Down And Distance
The playoffs versus the primaries: At least the NFL requires you to be goodbefore you can win
It’s no coincidence that the GOP primary race kicks off in Iowa the same week that the NFL playoffs begin. Well, okay, it is a coincidence, but it’s a significant one: if you’re going to follow an ultimately meaningless bread-and-circuses sort of reality contest, it’s good to have one option that involves a lot of hitting. And with Troy Polamalu, James Harrison, Ndamukung Suh, Brian Dawkins — hell, even Patriots wide receiver-cum-occasional nickelback Julian Edelman — all in the tournament, the NFL playoffs offer way better hitting.
This is where we are at as a nation. A primary race that exists largely to provide some low-quality reality television, weed out any opinions that may deviate from the conventional wisdom, and determine precisely how unenthused people who don’t like Mitt Romney are about the prospect of him being the Republican nominee can be strongly argued to be less representative of America than the NFL playoffs. At least Tim Tebow is in the playoffs, at least for now. Could you say that about the Iowa caucus?
No, you could not— in fact, even Rick Perry, the self-proclaimed “Tim Tebow of the Iowa caucus,” turned out to barely be in it. All Perry seems to have accomplished since uttering his weird dog-whistle invocation of a name with more right-wing cultural significance than any in the current GOP field is a weird jinxing of the hapless Broncos quarterback. The Governor asked to be like Tim Tebow, and Tebow’s buddy God responded by making Tebow more like Perry….
Just take a look at the poor kid’s stat line since that quote
Perry made his grasp for some of the Tebow magic on December 16th; at that point, Tebow hadn’t lost a single game since being fed to the Detroit Lions in October. Since then, he hasn’t won a single game. He’s been 0-for-3, completing only 30 of 73 pass attempts for a measly 439 yards — a number that a heathen quarterback like Matthew Stafford routinely surpasses in a single game — and thrown a single touchdown to complement his four interceptions. If you were committed to the #10ForTebow campaign to donate money to worthy causes that the Broncos signal caller advocates against each time he scores, well, your checkbook barely noticed.
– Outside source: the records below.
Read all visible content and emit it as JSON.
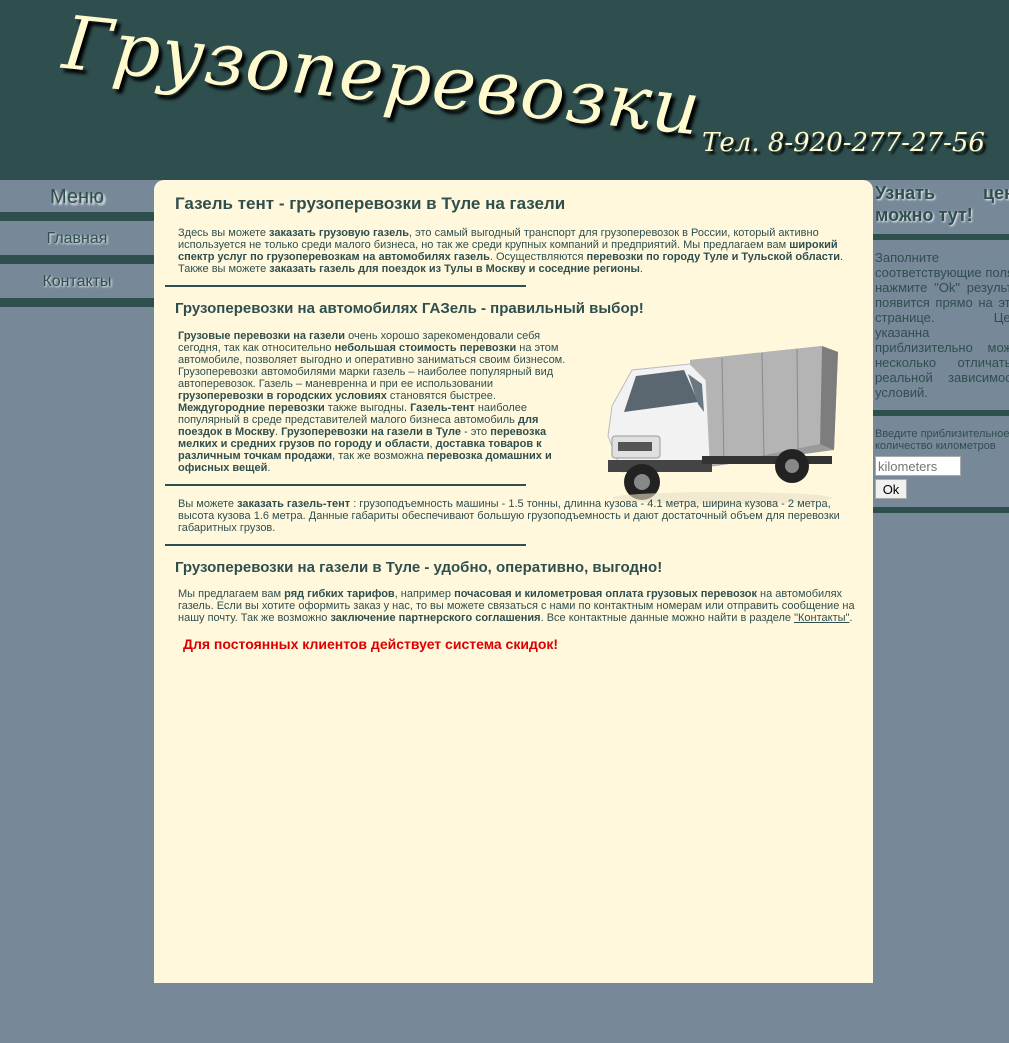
{
  "header": {
    "title": "Грузоперевозки",
    "phone": "Тел. 8-920-277-27-56"
  },
  "menu": {
    "title": "Меню",
    "items": [
      {
        "label": "Главная"
      },
      {
        "label": "Контакты"
      }
    ]
  },
  "content": {
    "h1": "Газель тент - грузоперевозки в Туле на газели",
    "p1": [
      "Здесь вы можете ",
      "заказать грузовую газель",
      ", это самый выгодный транспорт для грузоперевозок в России, который активно используется не только среди малого бизнеса, но так же среди крупных компаний и предприятий. Мы предлагаем вам ",
      "широкий спектр услуг по грузоперевозкам на автомобилях газель",
      ". Осуществляются ",
      "перевозки по городу Туле и Тульской области",
      ". Также вы можете ",
      "заказать газель для поездок из Тулы в Москву и соседние регионы",
      "."
    ],
    "h2": "Грузоперевозки на автомобилях ГАЗель - правильный выбор!",
    "p2": [
      "Грузовые перевозки на газели",
      " очень хорошо зарекомендовали себя сегодня, так как относительно ",
      "небольшая стоимость перевозки",
      " на этом автомобиле, позволяет выгодно и оперативно заниматься своим бизнесом. Грузоперевозки автомобилями марки газель – наиболее популярный вид автоперевозок. Газель – маневренна и при ее использовании ",
      "грузоперевозки в городских условиях",
      " становятся быстрее. ",
      "Междугородние перевозки",
      " также выгодны. ",
      "Газель-тент",
      " наиболее популярный в среде представителей малого бизнеса автомобиль ",
      "для поездок в Москву",
      ". ",
      "Грузоперевозки на газели в Туле",
      " - это ",
      "перевозка мелких и средних грузов по городу и области",
      ", ",
      "доставка товаров к различным точкам продажи",
      ", так же возможна ",
      "перевозка домашних и офисных вещей",
      "."
    ],
    "p3": [
      "Вы можете ",
      "заказать газель-тент",
      " : грузоподъемность машины - 1.5 тонны, длинна кузова - 4.1 метра, ширина кузова - 2 метра, высота кузова 1.6 метра. Данные габариты обеспечивают большую грузоподъемность и дают достаточный объем для перевозки габаритных грузов."
    ],
    "h3": "Грузоперевозки на газели в Туле - удобно, оперативно, выгодно!",
    "p4": [
      "Мы предлагаем вам ",
      "ряд гибких тарифов",
      ", например ",
      "почасовая и километровая оплата грузовых перевозок",
      " на автомобилях газель. Если вы хотите оформить заказ у нас, то вы можете связаться с нами по контактным номерам или отправить сообщение на нашу почту. Так же возможно ",
      "заключение партнерского соглашения",
      ". Все контактные данные можно найти в разделе ",
      "\"Контакты\"",
      "."
    ],
    "discount": "Для постоянных клиентов действует система скидок!"
  },
  "right": {
    "title": "Узнать цену можно тут!",
    "desc": "Заполните соответствующие поля и нажмите \"Ok\" результат появится прямо на этой странице. Цена указанна приблизительно может несколько отличаться реальной зависимости условий.",
    "km_label": "Введите приблизительное количество километров",
    "km_placeholder": "kilometers",
    "ok_label": "Ok"
  },
  "colors": {
    "header_bg": "#2f4f4f",
    "page_bg": "#778899",
    "content_bg": "#fff8dc",
    "title_color": "#fffacd",
    "discount_red": "#dd0000"
  },
  "icons": {
    "truck": "gazelle-truck-image"
  }
}
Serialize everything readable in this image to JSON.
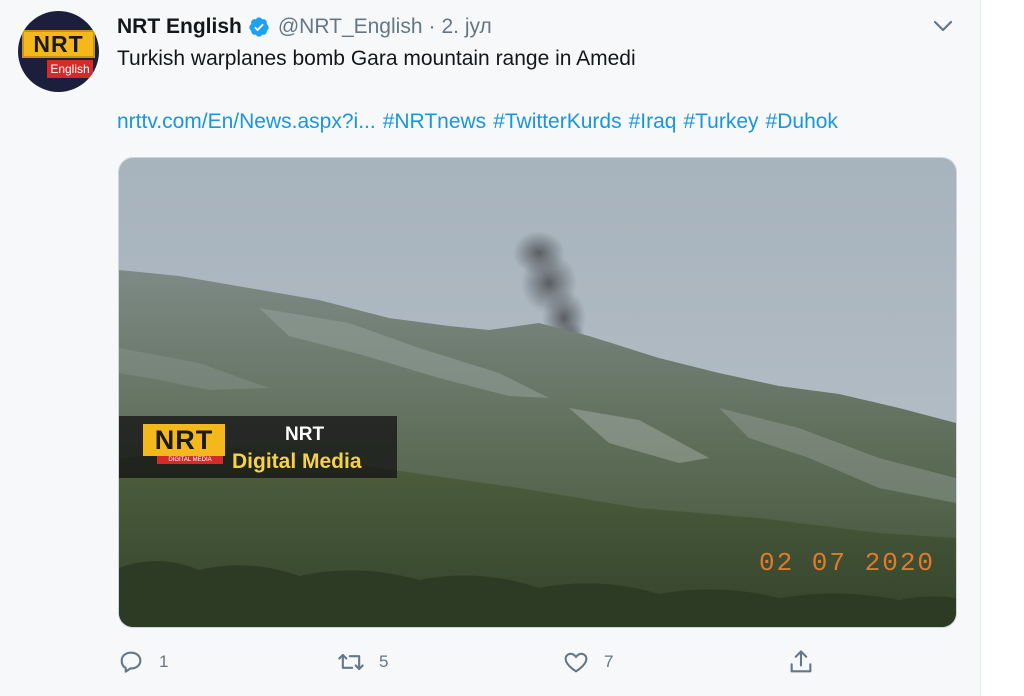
{
  "tweet": {
    "avatar": {
      "logo_text": "NRT",
      "logo_sub": "English"
    },
    "display_name": "NRT English",
    "handle": "@NRT_English",
    "separator": "·",
    "date": "2. јул",
    "text": "Turkish warplanes bomb Gara mountain range in Amedi",
    "link": "nrttv.com/En/News.aspx?i...",
    "hashtags": [
      "#NRTnews",
      "#TwitterKurds",
      "#Iraq",
      "#Turkey",
      "#Duhok"
    ],
    "media": {
      "watermark_logo": "NRT",
      "watermark_logo_sub": "DIGITAL MEDIA",
      "watermark_title": "NRT",
      "watermark_subtitle": "Digital Media",
      "date_stamp": "02 07 2020"
    },
    "actions": {
      "replies": "1",
      "retweets": "5",
      "likes": "7"
    }
  },
  "colors": {
    "link": "#1b95e0",
    "secondary_text": "#657786",
    "verified": "#1da1f2",
    "brand_yellow": "#f4b81c",
    "brand_red": "#d32a2a"
  },
  "icons": [
    "verified-badge-icon",
    "chevron-down-icon",
    "reply-icon",
    "retweet-icon",
    "like-icon",
    "share-icon"
  ]
}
And while all of this is great fun to point out, if you’re grossed out by either Tebow’s showy, overly-demonstrative piousness or Perry’s reprehensible politics — or, most likely, both — there’s actually a point to this, too. After the Iowa caucus last night, and the campaign of dissatisfaction with The Establishment (as represented by the taxidermy form of Mitt Romney) that makes this year’s GOP race look very much like a roulette wheel — and which lingered over Newt Gingrich and Ron Paul, most recently, before passing them by — appears at press time to have landed on the utterly unelectable Rick Santorum, if only by a margin of about three dozen votes, simply because no one cared enough to campaign against him prior to this week, and there wasn't enough time to do it by the time it got to be his turn.
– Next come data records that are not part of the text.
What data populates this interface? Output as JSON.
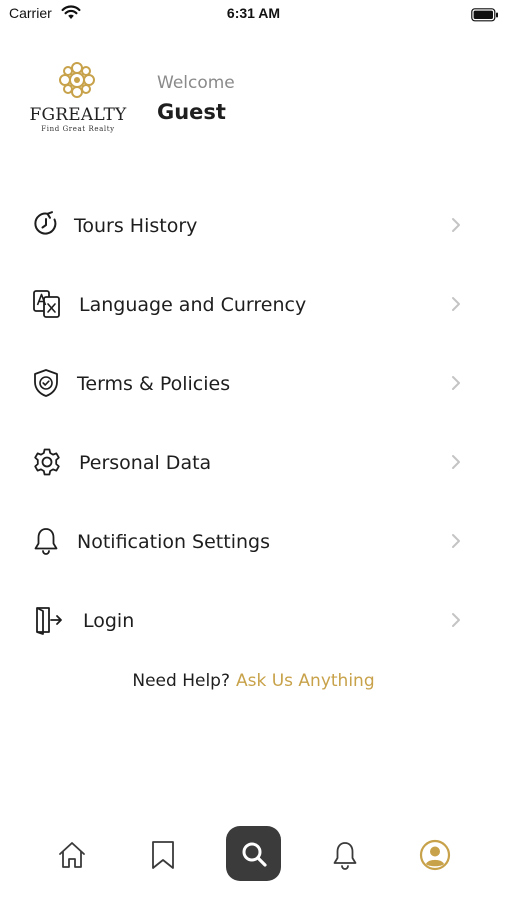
{
  "status_bar": {
    "carrier": "Carrier",
    "time": "6:31 AM"
  },
  "header": {
    "logo": {
      "name": "FGREALTY",
      "tagline": "Find Great Realty",
      "color": "#c8a24a"
    },
    "welcome": "Welcome",
    "user_name": "Guest"
  },
  "menu": {
    "items": [
      {
        "label": "Tours History",
        "icon": "history-icon"
      },
      {
        "label": "Language and Currency",
        "icon": "translate-icon"
      },
      {
        "label": "Terms & Policies",
        "icon": "shield-check-icon"
      },
      {
        "label": "Personal Data",
        "icon": "gear-icon"
      },
      {
        "label": "Notification Settings",
        "icon": "bell-icon"
      },
      {
        "label": "Login",
        "icon": "login-icon"
      }
    ]
  },
  "help": {
    "text": "Need Help?",
    "link": "Ask Us Anything",
    "link_color": "#c8a24a"
  },
  "tabbar": {
    "tabs": [
      {
        "icon": "home-icon",
        "active": false
      },
      {
        "icon": "bookmark-icon",
        "active": false
      },
      {
        "icon": "search-icon",
        "active": false
      },
      {
        "icon": "bell-icon",
        "active": false
      },
      {
        "icon": "profile-icon",
        "active": true
      }
    ],
    "active_color": "#c8a24a",
    "search_bg": "#3b3b3b"
  }
}
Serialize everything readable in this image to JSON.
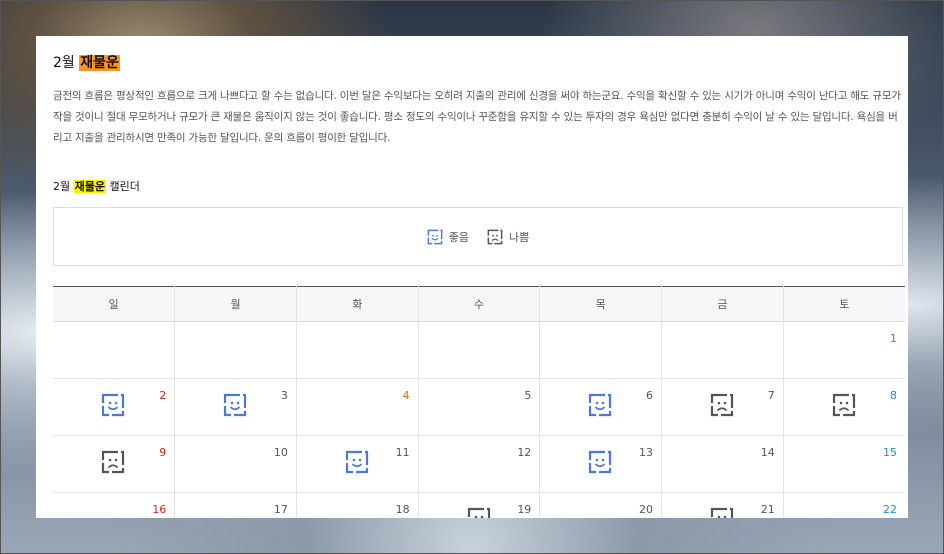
{
  "title": {
    "prefix": "2월",
    "highlight": "재물운"
  },
  "description": "금전의 흐름은 평상적인 흐름으로 크게 나쁘다고 할 수는 없습니다. 이번 달은 수익보다는 오히려 지출의 관리에 신경을 써야 하는군요. 수익을 확신할 수 있는 시기가 아니며 수익이 난다고 해도 규모가 작을 것이니 절대 무모하거나 규모가 큰 재물은 움직이지 않는 것이 좋습니다. 평소 정도의 수익이나 꾸준함을 유지할 수 있는 투자의 경우 욕심만 없다면 충분히 수익이 날 수 있는 달입니다. 욕심을 버리고 지출을 관리하시면 만족이 가능한 달입니다. 운의 흐름이 평이한 달입니다.",
  "calendar_title": {
    "prefix": "2월",
    "highlight": "재물운",
    "suffix": "캘린더"
  },
  "legend": {
    "good": "좋음",
    "bad": "나쁨"
  },
  "colors": {
    "good": "#4a78e0",
    "bad": "#555555",
    "sunday": "#e02020",
    "saturday": "#1f8fd6",
    "holiday": "#ff6600",
    "title_highlight": "#ff9424",
    "subtitle_highlight": "#fff200"
  },
  "weekdays": [
    "일",
    "월",
    "화",
    "수",
    "목",
    "금",
    "토"
  ],
  "weeks": [
    [
      {
        "day": ""
      },
      {
        "day": ""
      },
      {
        "day": ""
      },
      {
        "day": ""
      },
      {
        "day": ""
      },
      {
        "day": ""
      },
      {
        "day": "1"
      }
    ],
    [
      {
        "day": "2",
        "fortune": "good"
      },
      {
        "day": "3",
        "fortune": "good"
      },
      {
        "day": "4",
        "holiday": true
      },
      {
        "day": "5"
      },
      {
        "day": "6",
        "fortune": "good"
      },
      {
        "day": "7",
        "fortune": "bad"
      },
      {
        "day": "8",
        "fortune": "bad"
      }
    ],
    [
      {
        "day": "9",
        "fortune": "bad"
      },
      {
        "day": "10"
      },
      {
        "day": "11",
        "fortune": "good"
      },
      {
        "day": "12"
      },
      {
        "day": "13",
        "fortune": "good"
      },
      {
        "day": "14"
      },
      {
        "day": "15"
      }
    ],
    [
      {
        "day": "16"
      },
      {
        "day": "17"
      },
      {
        "day": "18"
      },
      {
        "day": "19",
        "fortune": "bad"
      },
      {
        "day": "20"
      },
      {
        "day": "21",
        "fortune": "bad"
      },
      {
        "day": "22"
      }
    ]
  ]
}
Which is absurd, and further proof that the NFL is both better entertainment and maybe even more significant. Because while parity rules in the NFL, random arbitrariness isn’t usually the way things work: losers, typically, are exposed as losers in the playoffs. The football-watching establishment may be nearly as bored with the long-presumed favorites in Green Bay as the Republican base is with Mitt Romney, but that boredom doesn’t mean that they’ll randomly select the St. Louis Rams — the football equivalent to Rick Santorum — to advance in the playoffs just because it’d be kinda neat.
Which is the point: America, especially in the conservative worldview, likes to see itself as a pure meritocracy. “Jim Abbott,” they like to say, indicating that hard work and determination are enough to make anyone a success. But the Republican primaries, whoever ultimately wins them, indicate something else. You don’t necessarily need to be good in order to win. In the end, it looks like a tight three-way that resulted in Santorum — but that doesn't make him a winner. It only makes him the person who did less badly than everybody else, because someone — statistically speaking — had to.
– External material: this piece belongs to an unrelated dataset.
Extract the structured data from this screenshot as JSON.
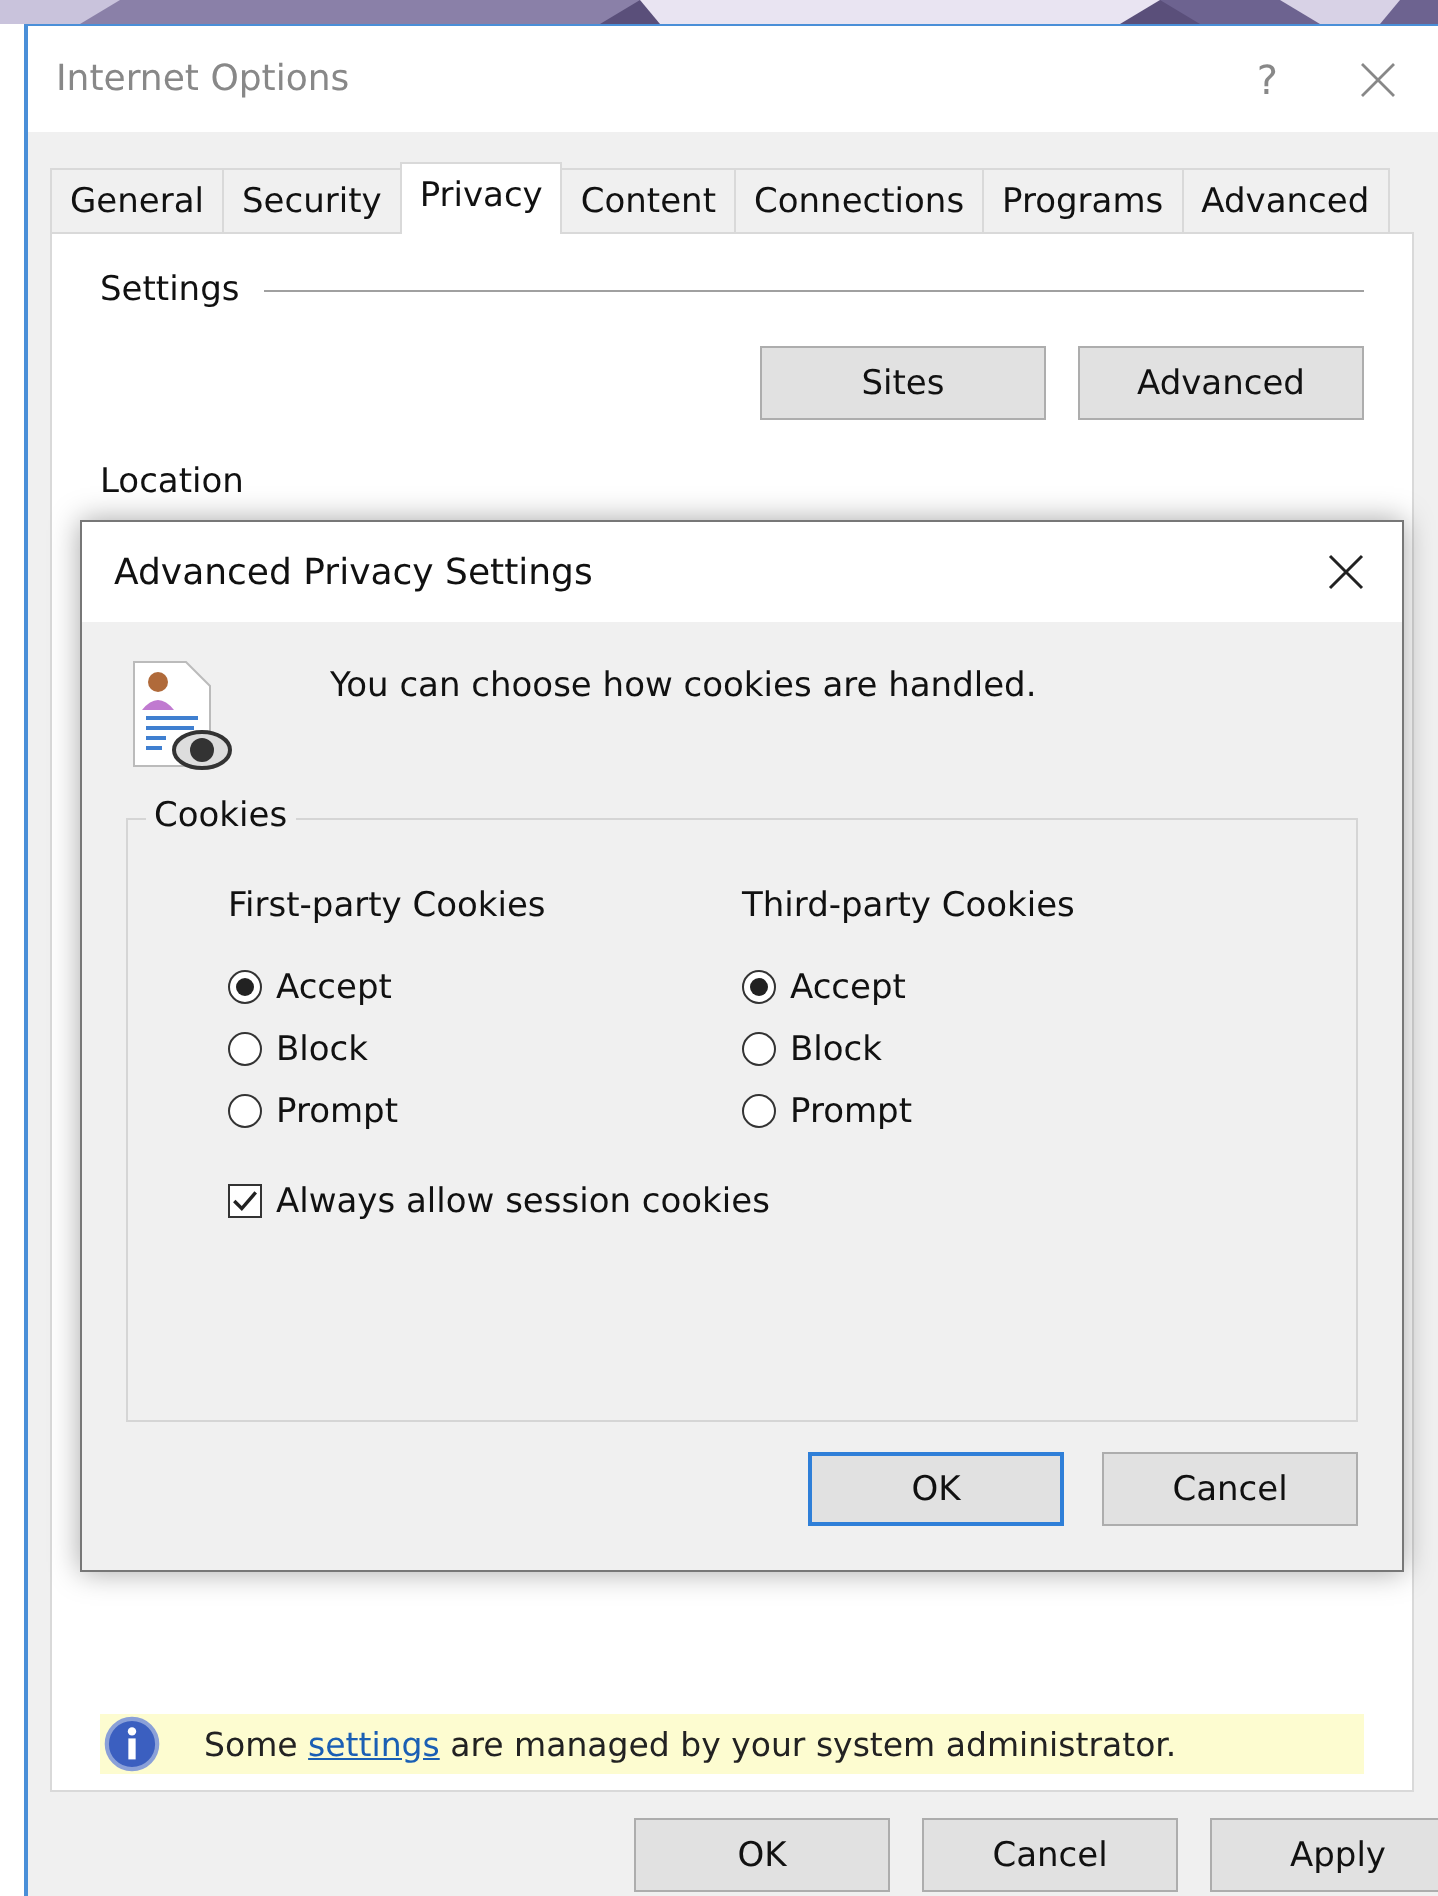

Whoever advances in the playoffs, though, has to earn it
Whether you believe that meritocracy is the bedrock principle of America or a destructive myth that’s used to justify the lack of opportunities presented to the less-privileged, the fact is that it will not be a force on display in the primaries. When T.J. Yates and Andy Dalton face off in Houston on Saturday afternoon, meanwhile, the pair of shaky rookies will have massive defensive ends and linebackers to contend with. Any success they eke out on the field will prove that they’re worthy of taking it to the next level — which will be either a trip to Baltimore or New England, where the system will once again prove that it works, and then that winner will be tested once more, before the Super Bowl happens. Meanwhile, Newt Gingrich vows to fight on in New Hampshire...
And if this all seems irrelevant — everyone reading this knows how a tournament works, and football is ultimately just a meaningless game — consider the depressing reality that our political system isn’t anywhere near as efficient at picking the most worthy winner as the NFL. It’s too bad that the stakes are so damn high.